The code is crashing and I want to investigate the root cause.

Thanks, Nikhil

+12  A: 

Check the Debug tab on your project's properties page. There should be an "Enable unmanaged code debugging" checkbox. This worked for me when we developed a new .NET UI for our old c++ DLLs.

If your unmanaged DLL is being built from another project (for a while ours were being built using VS6) just make sure you have the DLL's pdb file handy for the debugging.

The other approach is to use the C# exe as the target exe to run from the DLL project, you can then debug your DLL normally.

Lou
+2  A: 

in addition to Lou's advise for starting the debugger, you can select which debug engines are used when attaching to an existing process by clicking on 'Select...' in the 'attach to process' dialog and choosing both 'managed code' and 'native code'.

Debugging in this way is called mixed mode debugging. See this blog post for some tips.

I believe this isn't supported for 64 bit processes ... though would love to be wrong on that point.

Rob Walker
Thanks for the follow-up. I don't tend to use "attach to process" so I forget that it's another option. cheers.
Lou
+2  A: 

To anyone using WinDbg:

1>Setup symbols

Look at these commands. (Help: in console .hh < command> )

.sympath
.sympath+ 
.symfix

2>Set up source path

.srcpath

3>Load SOS extention to debug managed / mixed mode programs.

(Make sure you have extention path setup correctly)
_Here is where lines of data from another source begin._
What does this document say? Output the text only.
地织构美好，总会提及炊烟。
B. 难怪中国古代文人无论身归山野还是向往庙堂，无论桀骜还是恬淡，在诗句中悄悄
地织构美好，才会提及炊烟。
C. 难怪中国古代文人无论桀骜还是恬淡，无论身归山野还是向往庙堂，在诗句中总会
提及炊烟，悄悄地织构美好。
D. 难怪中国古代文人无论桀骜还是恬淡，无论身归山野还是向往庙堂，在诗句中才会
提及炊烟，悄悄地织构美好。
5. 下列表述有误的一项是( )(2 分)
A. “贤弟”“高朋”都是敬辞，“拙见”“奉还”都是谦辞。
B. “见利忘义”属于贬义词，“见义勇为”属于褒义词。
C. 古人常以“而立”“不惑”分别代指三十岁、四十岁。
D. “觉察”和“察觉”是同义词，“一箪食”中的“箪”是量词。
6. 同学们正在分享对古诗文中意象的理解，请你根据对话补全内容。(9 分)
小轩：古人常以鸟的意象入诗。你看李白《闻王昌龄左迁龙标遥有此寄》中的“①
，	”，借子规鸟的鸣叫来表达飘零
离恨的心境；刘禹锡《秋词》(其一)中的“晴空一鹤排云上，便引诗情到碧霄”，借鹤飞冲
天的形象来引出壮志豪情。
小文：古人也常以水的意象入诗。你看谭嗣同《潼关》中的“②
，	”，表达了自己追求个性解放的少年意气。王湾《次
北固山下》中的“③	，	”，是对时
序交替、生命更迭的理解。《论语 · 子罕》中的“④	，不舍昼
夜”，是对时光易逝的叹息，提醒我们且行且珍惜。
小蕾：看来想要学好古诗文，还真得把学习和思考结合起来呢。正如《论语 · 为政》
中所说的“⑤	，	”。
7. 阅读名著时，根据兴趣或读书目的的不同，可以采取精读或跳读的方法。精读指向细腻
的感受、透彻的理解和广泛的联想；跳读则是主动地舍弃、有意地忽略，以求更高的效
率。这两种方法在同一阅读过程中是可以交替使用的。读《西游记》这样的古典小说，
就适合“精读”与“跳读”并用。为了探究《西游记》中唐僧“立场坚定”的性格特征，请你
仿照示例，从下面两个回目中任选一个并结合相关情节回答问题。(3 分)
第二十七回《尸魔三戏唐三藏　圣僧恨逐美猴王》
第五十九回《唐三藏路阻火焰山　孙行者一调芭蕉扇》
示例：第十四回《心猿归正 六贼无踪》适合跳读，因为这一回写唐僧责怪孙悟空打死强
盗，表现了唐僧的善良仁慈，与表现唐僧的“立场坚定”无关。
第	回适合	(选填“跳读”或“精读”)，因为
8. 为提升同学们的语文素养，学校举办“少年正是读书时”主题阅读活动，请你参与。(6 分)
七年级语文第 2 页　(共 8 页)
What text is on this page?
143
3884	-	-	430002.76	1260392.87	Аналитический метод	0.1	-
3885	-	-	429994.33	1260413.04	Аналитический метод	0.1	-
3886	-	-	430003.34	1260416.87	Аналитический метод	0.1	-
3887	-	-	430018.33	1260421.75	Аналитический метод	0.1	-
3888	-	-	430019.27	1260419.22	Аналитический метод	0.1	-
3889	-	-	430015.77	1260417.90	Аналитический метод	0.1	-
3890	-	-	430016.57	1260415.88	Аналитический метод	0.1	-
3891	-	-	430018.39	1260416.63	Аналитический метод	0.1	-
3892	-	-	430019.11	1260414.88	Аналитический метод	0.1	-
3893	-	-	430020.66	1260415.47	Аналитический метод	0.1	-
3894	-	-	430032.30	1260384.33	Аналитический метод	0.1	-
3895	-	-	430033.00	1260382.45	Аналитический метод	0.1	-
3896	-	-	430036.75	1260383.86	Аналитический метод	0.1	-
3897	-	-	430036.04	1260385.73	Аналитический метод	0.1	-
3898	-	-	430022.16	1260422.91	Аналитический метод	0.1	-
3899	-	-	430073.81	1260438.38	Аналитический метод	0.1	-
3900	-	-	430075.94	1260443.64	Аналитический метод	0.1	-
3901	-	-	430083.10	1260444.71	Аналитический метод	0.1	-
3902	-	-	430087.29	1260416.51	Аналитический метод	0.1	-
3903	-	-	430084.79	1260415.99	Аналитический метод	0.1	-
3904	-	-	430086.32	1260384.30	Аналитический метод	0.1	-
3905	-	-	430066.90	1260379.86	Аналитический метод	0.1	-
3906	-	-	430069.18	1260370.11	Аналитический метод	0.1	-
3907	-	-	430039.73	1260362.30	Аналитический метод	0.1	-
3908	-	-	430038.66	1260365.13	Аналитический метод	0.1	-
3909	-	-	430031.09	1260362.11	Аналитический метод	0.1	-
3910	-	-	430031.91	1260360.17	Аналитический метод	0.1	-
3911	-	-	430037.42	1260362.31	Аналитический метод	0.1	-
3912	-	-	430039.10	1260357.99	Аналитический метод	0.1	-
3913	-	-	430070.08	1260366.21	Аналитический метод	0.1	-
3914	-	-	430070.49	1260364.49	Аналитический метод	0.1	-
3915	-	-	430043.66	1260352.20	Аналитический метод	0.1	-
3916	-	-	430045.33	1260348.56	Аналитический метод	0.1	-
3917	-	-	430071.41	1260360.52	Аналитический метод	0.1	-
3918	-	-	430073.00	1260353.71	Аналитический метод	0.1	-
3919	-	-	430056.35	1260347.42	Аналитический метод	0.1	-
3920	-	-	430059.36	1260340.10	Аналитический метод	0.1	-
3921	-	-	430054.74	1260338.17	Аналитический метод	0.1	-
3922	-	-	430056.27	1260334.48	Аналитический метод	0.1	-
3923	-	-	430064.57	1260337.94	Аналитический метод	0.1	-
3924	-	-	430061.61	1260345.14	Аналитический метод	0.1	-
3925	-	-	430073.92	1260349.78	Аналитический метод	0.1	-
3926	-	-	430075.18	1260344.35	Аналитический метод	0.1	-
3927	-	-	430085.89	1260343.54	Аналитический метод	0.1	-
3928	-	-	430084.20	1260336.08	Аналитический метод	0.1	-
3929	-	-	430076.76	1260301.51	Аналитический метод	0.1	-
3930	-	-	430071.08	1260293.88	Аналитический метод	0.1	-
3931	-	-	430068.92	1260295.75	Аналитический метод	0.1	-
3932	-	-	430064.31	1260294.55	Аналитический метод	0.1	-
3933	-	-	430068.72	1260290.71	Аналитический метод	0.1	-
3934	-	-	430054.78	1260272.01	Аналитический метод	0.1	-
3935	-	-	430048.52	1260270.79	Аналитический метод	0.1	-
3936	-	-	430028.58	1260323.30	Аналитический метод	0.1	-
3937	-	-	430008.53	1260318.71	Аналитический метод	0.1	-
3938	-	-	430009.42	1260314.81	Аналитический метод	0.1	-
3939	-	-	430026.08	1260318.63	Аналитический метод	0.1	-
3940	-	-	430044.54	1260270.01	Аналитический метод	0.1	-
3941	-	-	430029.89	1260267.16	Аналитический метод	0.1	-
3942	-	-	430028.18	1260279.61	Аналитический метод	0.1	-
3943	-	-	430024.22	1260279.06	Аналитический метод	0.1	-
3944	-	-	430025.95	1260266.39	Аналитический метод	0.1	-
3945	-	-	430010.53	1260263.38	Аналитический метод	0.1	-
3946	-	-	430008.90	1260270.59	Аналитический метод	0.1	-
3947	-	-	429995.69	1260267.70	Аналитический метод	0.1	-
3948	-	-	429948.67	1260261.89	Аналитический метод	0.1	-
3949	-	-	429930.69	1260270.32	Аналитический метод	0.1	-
Add Microsoft.NET\Framework\v2.0.50727 for x86 using-

.extpath

Set a breakpoint for the clr to load.

sxe ld:mscorwks

(F5 / g) (Wait for ModLoad BP on mscorwks.dll)

Make sure you dont have a duplicate sos extention already loaded. See:

.chain

Now we're ready to load the sos extention. :)

.loadby sos mscorwks

4> Reload all the symbols..

.reload

Now you're all set :)

(YMMV)

Kapil Kapre
+2  A: 

Mixed debugging is not supported in 64bit mode (as of Visual Studio 2008).

Andrei
Could you post any articles that you may have on this subject?